Dans ses programmations, Ansermet s'attache à équilibrer les classiques et la musique contemporaine. De Debussy, Ravel, Strawinsky et Honnegger, il passe à Arnold Schönberg et à Paul Hindemith. Ansermet favorise également la musique suisse contemporaine comme celle de Ernest Bloch et Frank Martin.
En 5 ans, de 1923 à 1928, la réputation d'Ansermet grandit, le public genevois se montre plus confiant et plus ouvert. La première suisse du Sacre du printemps de Strawinsky convaincra définitivement les mélomanes romands. Tous ces succès sont cependant minés dès 1929 par des problèmes financiers et politiques et, en mars 1935, Ansermet croit diriger le dernier concert de l'OSR. Cependant, les difficultés ne ternissent pas sa conviction qu'une formation symphonique, qui assurerait les concerts symphoniques et subviendrait aux besoins des radios et aux institutions comme le Grand-Théâtre de Genève, a toute sa place en Suisse romande. Le succès éclate finalement en été 1938 : la Fondation de la Maison de la Radio appuie énergiquement une Fondation de droit privé, constituée notamment par le prestigieux Comité des Amis de l'Orchestre de la Suisse romande, pour soutenir l'OSR. Le premier concert "nouvelle formule" a lieu à Genève au Grand-Théâtre, le 12 octobre 1938.

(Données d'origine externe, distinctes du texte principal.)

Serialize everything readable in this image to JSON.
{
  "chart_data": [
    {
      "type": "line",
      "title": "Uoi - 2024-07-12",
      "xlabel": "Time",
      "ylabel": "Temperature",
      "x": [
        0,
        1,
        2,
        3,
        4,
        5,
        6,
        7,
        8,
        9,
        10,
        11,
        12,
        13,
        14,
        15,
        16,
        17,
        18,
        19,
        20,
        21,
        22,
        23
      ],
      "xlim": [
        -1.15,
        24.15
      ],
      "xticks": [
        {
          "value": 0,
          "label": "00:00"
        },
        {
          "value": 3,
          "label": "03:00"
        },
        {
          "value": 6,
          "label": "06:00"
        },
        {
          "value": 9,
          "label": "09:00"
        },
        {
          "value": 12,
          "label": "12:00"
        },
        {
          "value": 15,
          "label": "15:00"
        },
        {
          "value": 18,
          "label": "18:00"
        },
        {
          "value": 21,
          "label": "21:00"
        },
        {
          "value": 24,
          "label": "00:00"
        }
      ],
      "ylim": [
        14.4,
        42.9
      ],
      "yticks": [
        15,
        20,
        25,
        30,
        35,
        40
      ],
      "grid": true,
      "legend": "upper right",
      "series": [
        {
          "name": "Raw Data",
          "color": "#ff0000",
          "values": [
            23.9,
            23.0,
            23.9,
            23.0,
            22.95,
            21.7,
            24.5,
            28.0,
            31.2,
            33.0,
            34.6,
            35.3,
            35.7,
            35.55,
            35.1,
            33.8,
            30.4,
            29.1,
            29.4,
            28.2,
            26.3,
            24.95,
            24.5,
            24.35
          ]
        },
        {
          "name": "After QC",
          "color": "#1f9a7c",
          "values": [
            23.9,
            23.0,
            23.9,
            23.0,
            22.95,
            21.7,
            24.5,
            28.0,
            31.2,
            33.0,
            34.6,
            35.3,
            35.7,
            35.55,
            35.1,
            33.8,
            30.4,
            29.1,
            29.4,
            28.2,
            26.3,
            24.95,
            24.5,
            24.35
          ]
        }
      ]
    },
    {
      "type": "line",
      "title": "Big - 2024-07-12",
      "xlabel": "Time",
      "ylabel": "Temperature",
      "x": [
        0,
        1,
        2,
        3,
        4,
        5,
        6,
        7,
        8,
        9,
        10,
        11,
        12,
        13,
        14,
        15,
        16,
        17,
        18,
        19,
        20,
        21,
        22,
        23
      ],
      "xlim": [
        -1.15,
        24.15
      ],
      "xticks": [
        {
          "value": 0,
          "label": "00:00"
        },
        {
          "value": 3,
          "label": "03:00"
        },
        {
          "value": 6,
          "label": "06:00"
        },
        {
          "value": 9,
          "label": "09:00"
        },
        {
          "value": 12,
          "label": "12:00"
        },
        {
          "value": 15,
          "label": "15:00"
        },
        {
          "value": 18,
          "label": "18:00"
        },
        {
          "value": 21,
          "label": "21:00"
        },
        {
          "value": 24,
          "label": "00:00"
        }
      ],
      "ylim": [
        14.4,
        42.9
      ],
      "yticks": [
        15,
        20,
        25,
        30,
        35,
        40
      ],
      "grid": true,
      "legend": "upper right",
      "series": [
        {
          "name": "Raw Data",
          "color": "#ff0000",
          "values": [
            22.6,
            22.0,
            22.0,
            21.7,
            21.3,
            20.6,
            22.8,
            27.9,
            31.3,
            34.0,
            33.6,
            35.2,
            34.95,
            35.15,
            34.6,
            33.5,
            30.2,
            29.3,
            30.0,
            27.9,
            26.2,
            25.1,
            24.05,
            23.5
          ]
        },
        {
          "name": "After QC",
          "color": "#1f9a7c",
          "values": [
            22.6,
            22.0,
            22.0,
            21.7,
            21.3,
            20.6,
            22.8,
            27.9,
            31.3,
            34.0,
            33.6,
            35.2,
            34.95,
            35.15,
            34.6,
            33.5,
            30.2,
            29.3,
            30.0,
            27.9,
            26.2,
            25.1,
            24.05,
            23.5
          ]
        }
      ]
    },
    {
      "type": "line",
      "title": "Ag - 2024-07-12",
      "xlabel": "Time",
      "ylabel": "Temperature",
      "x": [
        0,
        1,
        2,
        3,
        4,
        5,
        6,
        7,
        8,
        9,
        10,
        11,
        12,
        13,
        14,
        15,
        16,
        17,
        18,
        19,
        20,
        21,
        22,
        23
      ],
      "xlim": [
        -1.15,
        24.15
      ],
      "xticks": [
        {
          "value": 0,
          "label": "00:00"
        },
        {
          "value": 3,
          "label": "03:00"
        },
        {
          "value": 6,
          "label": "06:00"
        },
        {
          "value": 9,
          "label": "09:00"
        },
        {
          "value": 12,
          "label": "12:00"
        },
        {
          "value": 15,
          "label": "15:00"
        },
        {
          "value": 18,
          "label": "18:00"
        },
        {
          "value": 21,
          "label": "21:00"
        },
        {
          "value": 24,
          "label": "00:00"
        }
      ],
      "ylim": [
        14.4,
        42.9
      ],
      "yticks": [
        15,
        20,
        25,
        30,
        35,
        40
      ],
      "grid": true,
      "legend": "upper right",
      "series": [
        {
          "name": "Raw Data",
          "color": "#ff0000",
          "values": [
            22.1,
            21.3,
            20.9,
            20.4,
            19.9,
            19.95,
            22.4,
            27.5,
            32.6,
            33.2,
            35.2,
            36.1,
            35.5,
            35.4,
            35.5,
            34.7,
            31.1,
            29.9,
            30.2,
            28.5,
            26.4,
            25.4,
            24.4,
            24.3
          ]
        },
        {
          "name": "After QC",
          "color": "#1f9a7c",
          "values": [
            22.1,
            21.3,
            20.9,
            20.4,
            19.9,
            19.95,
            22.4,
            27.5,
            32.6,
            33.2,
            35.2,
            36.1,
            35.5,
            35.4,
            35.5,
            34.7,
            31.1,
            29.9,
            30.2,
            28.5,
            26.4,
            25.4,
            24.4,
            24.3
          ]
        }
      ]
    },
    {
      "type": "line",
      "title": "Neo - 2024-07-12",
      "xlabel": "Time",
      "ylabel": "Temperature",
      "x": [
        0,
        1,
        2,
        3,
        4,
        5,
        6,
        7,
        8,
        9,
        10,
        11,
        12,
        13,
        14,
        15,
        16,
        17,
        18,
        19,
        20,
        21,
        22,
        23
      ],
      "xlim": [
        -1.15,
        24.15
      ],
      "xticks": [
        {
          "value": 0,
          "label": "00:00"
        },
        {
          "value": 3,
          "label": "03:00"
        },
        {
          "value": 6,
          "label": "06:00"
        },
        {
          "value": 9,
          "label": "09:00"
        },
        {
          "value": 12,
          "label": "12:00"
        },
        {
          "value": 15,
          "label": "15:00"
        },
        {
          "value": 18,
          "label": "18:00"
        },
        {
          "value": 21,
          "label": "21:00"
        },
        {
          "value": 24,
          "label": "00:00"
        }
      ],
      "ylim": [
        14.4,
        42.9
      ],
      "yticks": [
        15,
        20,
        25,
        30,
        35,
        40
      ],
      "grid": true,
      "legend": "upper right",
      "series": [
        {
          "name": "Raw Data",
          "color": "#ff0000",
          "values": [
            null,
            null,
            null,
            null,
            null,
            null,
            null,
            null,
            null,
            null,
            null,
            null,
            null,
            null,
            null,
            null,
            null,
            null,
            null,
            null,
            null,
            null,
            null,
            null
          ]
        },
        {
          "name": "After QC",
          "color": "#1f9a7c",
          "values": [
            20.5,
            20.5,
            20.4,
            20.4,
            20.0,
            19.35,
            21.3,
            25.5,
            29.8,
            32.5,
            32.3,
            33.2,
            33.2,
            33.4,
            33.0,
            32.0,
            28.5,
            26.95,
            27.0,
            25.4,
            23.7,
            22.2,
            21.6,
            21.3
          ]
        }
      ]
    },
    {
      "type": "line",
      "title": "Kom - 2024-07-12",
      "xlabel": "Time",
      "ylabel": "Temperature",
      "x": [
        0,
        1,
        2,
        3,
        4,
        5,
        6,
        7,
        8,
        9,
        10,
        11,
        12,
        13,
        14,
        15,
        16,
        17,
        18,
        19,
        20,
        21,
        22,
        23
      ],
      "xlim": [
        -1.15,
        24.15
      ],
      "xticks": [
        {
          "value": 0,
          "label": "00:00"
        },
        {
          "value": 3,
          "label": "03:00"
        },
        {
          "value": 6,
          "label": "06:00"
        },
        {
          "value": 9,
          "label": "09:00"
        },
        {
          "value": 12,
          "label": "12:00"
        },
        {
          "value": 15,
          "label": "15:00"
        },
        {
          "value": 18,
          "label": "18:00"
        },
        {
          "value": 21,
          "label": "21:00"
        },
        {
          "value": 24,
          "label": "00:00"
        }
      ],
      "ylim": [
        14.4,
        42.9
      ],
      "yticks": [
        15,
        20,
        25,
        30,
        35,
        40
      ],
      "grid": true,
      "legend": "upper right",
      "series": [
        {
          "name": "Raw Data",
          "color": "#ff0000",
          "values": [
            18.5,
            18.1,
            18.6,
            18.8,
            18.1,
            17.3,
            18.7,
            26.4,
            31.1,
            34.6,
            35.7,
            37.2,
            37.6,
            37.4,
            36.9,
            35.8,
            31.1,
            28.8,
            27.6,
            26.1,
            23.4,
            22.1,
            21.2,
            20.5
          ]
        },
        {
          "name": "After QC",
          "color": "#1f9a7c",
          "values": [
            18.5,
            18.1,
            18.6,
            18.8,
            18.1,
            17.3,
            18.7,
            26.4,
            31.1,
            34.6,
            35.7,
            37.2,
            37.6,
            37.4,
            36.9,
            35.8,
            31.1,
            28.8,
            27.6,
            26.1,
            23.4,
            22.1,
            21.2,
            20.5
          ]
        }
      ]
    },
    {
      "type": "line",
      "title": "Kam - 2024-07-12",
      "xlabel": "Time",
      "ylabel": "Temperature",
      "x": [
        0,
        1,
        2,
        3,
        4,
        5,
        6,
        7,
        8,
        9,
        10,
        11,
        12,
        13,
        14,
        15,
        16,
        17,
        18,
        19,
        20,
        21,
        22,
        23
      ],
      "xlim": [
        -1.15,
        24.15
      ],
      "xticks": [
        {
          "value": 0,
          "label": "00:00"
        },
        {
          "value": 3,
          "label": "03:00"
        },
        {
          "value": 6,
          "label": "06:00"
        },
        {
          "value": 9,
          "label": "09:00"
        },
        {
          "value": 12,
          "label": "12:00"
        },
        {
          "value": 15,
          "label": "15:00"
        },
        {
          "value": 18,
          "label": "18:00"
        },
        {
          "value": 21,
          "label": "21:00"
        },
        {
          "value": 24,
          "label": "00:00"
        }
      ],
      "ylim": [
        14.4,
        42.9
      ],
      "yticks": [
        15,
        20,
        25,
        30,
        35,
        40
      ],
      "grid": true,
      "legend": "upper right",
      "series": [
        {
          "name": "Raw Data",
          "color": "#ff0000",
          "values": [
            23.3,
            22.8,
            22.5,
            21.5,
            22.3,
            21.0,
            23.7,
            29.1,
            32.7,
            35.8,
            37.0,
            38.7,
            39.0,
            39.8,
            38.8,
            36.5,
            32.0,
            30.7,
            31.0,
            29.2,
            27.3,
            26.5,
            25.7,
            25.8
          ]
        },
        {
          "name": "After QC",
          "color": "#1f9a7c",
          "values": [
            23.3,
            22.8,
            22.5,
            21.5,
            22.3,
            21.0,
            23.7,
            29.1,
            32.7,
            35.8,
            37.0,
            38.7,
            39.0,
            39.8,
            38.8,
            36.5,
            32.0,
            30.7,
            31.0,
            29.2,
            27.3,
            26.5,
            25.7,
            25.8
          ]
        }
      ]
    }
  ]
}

A la faveur d'un travail acharné, Ansermet et l'OSR acquièrent dès 1949 un statut véritablement international. Honneurs, succès, invitations à l'étranger, collaboration avec une grande firme de disques, Decca. L'écriture attire également le musicien qui fonde dans sa jeunesse avec Ramuz une revue littéraire, les Cahiers vaudois. Au long de sa vie, il collabore à diverses revues musicales. Il réfléchit également au statut de la musique et s'intéresse à la philosophie. S'inscrivant dans la lignée philosophique de Husserl, Ansermet achève en juin 1961 son livre, Les Fondements de la musique dans la conscience humaine, sorte de phénoménologie appliquée à la musique, prouvée par les mathématiques.
Ernest Ansermet restera à la tête de l'OSR pendant cinquante ans et c'est finalement à l'âge de 84 ans qu'il cède la baguette à Paul Klecki. Le jubilé de l'OSR est célébré le 29 novembre 1968 au Grand-Théâtre avec notamment au programme une œuvre du compositeur genevois Michel Wiblé, Ouverture de Fête, qui débute par deux accords sur les notes mi et la, en allemand E et A, hommage à l'illustre chef.
Son ultime concert, le 18 décembre 1968 au Victoria Hall, résume toutes les aspirations d'Ansermet: son attachement aux classiques avec la Suite N°4 en ré majeur de Bach et son désir d'explorer de nouvelles voies musicales avec Cantata profana de Bartok, Six épigraphes antiques de Debussy et Une cantate de Noël de Honegger. Cependant, au début de l'année suivante, en février 1969, Ansermet souffre d'une angine de poitrine et renonce à diriger Pelléas au Grand- Théâtre. Le 18 février, il s'endort pour l'éternité. Sa dépouille repose au cimetière de Plainpalais.